Our citizenship is in heaven (Phil. 3:20). Our lives are to be transformed by the Gospel and not conformed to the world. Though we bear witness to and serve the community of non-believers around us, we do not integrate their beliefs with ours but affirm what is true, good, and beautiful wherever we find it. We build our homes and lives among them, yet know that we are in very fundamental ways not like them, having our own language, practices, and beliefs rooted in revelation and not in mere agreement or personal autonomy. We have to wisely, humbly, courageously, and hopefully figure out how, in this time and place of exile, to be good aliens.
When Stafford talks with refugees, they long for a home that no longer exists, and for one to come. They want to settle, to have work, to be able to provide for themselves and families. They want to laugh again, to live. They want to dwell in the land, even as exiles. They want to be good aliens.
God says to the exiles through Jeremiah, "Build houses and settle down; plant gardens and eat what they produce. . . . Marry. . . . [and] find wives for your sons and give your daughters in marriage" (Jer. 29:5-6). He says to the anxious exiles in Babylon “I know the plans I have for you, plans to prosper you and not to harm you, to give you a reason and hope." He says to us: Settle. Be holy. Be different. Yet don’t circle the wagons and wait for the Army. Live. He says they are to carry on with a full life in the world they are in. Though they are aliens and exiles, he calls them to a thorough engagement in love with that world, telling them to "seek the peace and prosperity of the city to which I have carried you in exile" --- not their own peace and prosperity, but that of the community's.

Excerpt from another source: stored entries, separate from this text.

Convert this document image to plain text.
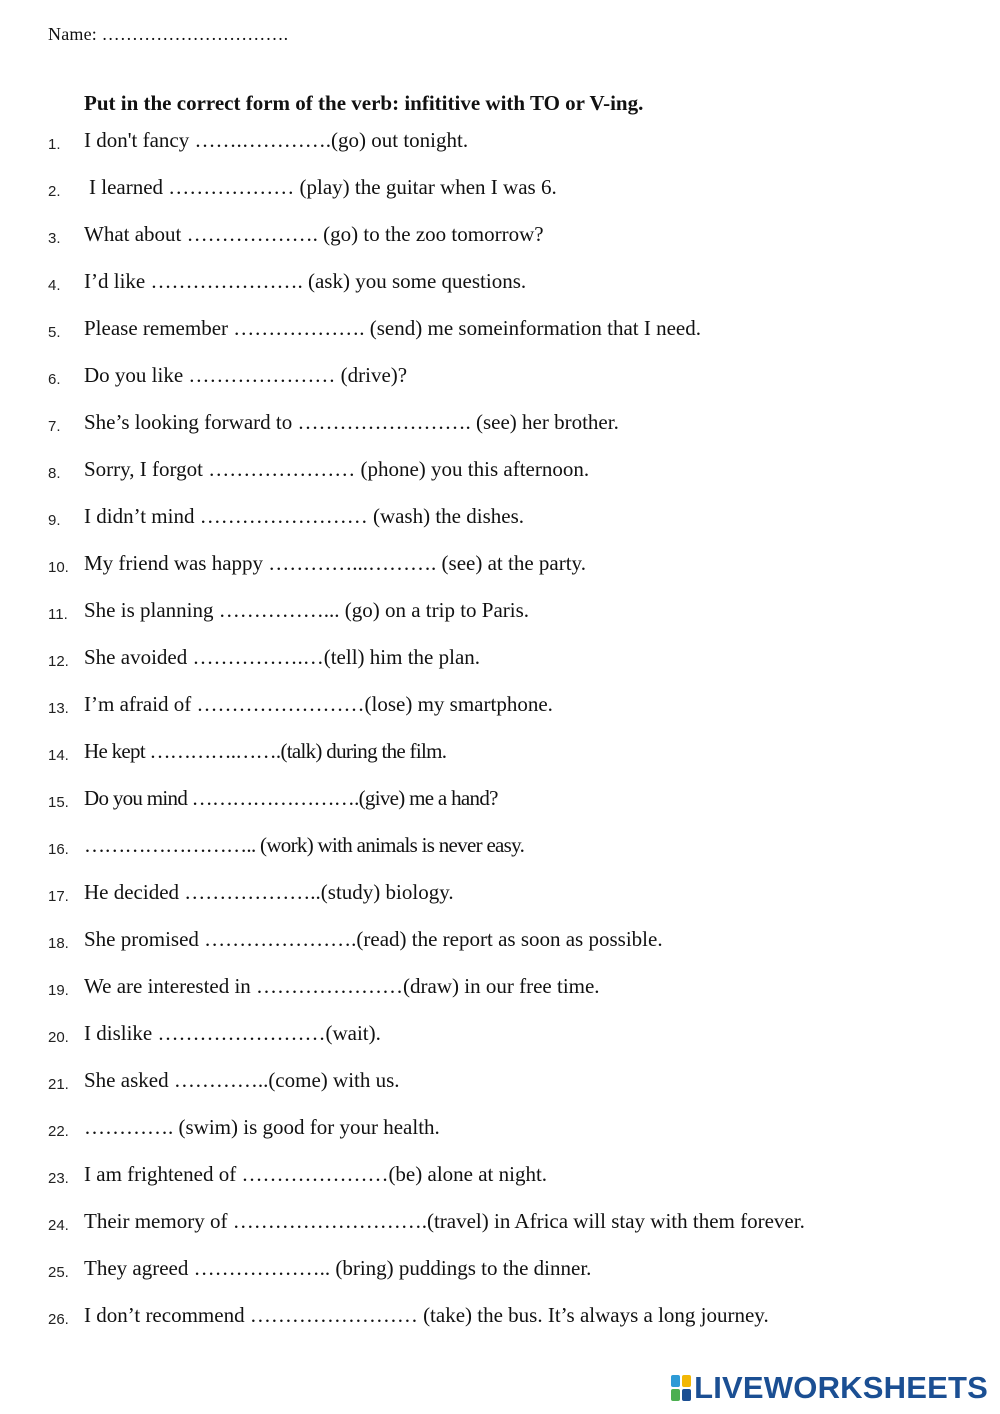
Name: ………………………….
Put in the correct form of the verb: infititive with TO or V-ing.
1. I don't fancy …….………….(go) out tonight.
2. I learned ……………… (play) the guitar when I was 6.
3. What about ………………. (go) to the zoo tomorrow?
4. I’d like …………………. (ask) you some questions.
5. Please remember ………………. (send) me someinformation that I need.
6. Do you like ………………… (drive)?
7. She’s looking forward to ……………………. (see) her brother.
8. Sorry, I forgot ………………… (phone) you this afternoon.
9. I didn’t mind …………………… (wash) the dishes.
10. My friend was happy …………...………. (see) at the party.
11. She is planning ……………... (go) on a trip to Paris.
12. She avoided …………….…(tell) him the plan.
13. I’m afraid of ……………………(lose) my smartphone.
14. He kept ………….…….(talk) during the film.
15. Do you mind …………………….(give) me a hand?
16. …………………….. (work) with animals is never easy.
17. He decided ………………..(study) biology.
18. She promised ………………….(read) the report as soon as possible.
19. We are interested in …………………(draw) in our free time.
20. I dislike ……………………(wait).
21. She asked …………..(come) with us.
22. …………. (swim) is good for your health.
23. I am frightened of …………………(be) alone at night.
24. Their memory of ……………………….(travel) in Africa will stay with them forever.
25. They agreed ……………….. (bring) puddings to the dinner.
26. I don’t recommend …………………… (take) the bus. It’s always a long journey.
LIVEWORKSHEETS
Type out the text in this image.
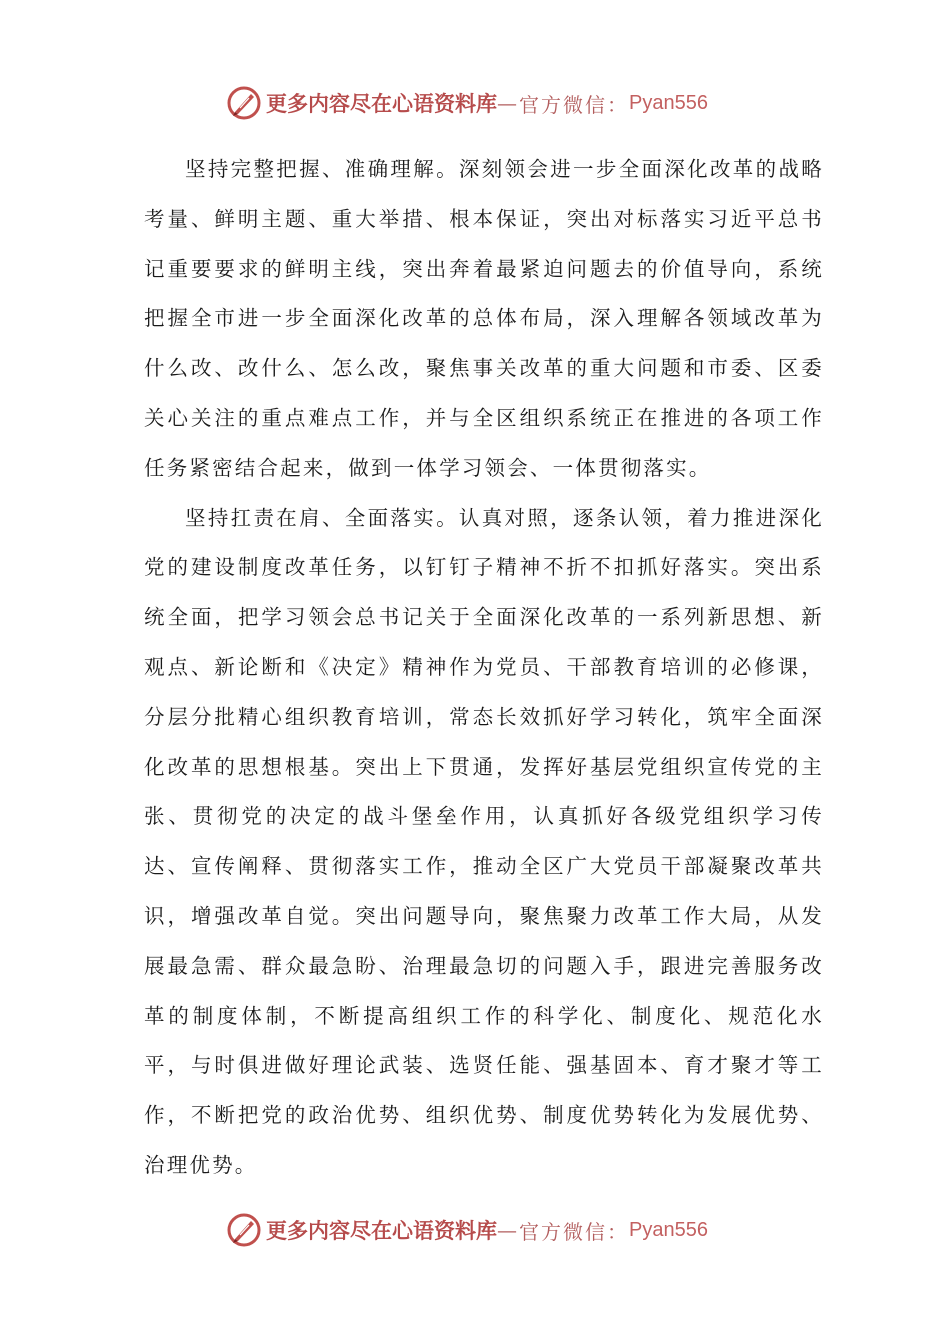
更多内容尽在心语资料库 — 官方微信： Pyan556

坚持完整把握、准确理解。深刻领会进一步全面深化改革的战略考量、鲜明主题、重大举措、根本保证，突出对标落实习近平总书记重要要求的鲜明主线，突出奔着最紧迫问题去的价值导向，系统把握全市进一步全面深化改革的总体布局，深入理解各领域改革为什么改、改什么、怎么改，聚焦事关改革的重大问题和市委、区委关心关注的重点难点工作，并与全区组织系统正在推进的各项工作任务紧密结合起来，做到一体学习领会、一体贯彻落实。

坚持扛责在肩、全面落实。认真对照，逐条认领，着力推进深化党的建设制度改革任务，以钉钉子精神不折不扣抓好落实。突出系统全面，把学习领会总书记关于全面深化改革的一系列新思想、新观点、新论断和《决定》精神作为党员、干部教育培训的必修课，分层分批精心组织教育培训，常态长效抓好学习转化，筑牢全面深化改革的思想根基。突出上下贯通，发挥好基层党组织宣传党的主张、贯彻党的决定的战斗堡垒作用，认真抓好各级党组织学习传达、宣传阐释、贯彻落实工作，推动全区广大党员干部凝聚改革共识，增强改革自觉。突出问题导向，聚焦聚力改革工作大局，从发展最急需、群众最急盼、治理最急切的问题入手，跟进完善服务改革的制度体制，不断提高组织工作的科学化、制度化、规范化水平，与时俱进做好理论武装、选贤任能、强基固本、育才聚才等工作，不断把党的政治优势、组织优势、制度优势转化为发展优势、治理优势。

更多内容尽在心语资料库 — 官方微信： Pyan556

Want to be a good alien? Accept that you are different and will only feel more different as you grow in faith. Your spiritual DNA is different. You belong elsewhere. And yet, though you are peculiar, settle in. This is our home. We know this place better than anyone. Everything true, good, and beautiful should foreshadow an eternal home. Be fully engaged in the life of this world, with the people all around you. And finally, love the world. Ask God to show you everything that is true and good and beautiful, and rejoice in it. Add to it. Make it flourish.
Just remember: This is a shadow. The real is to come. If you can’t yet be in the Home you love, love the home you’re with.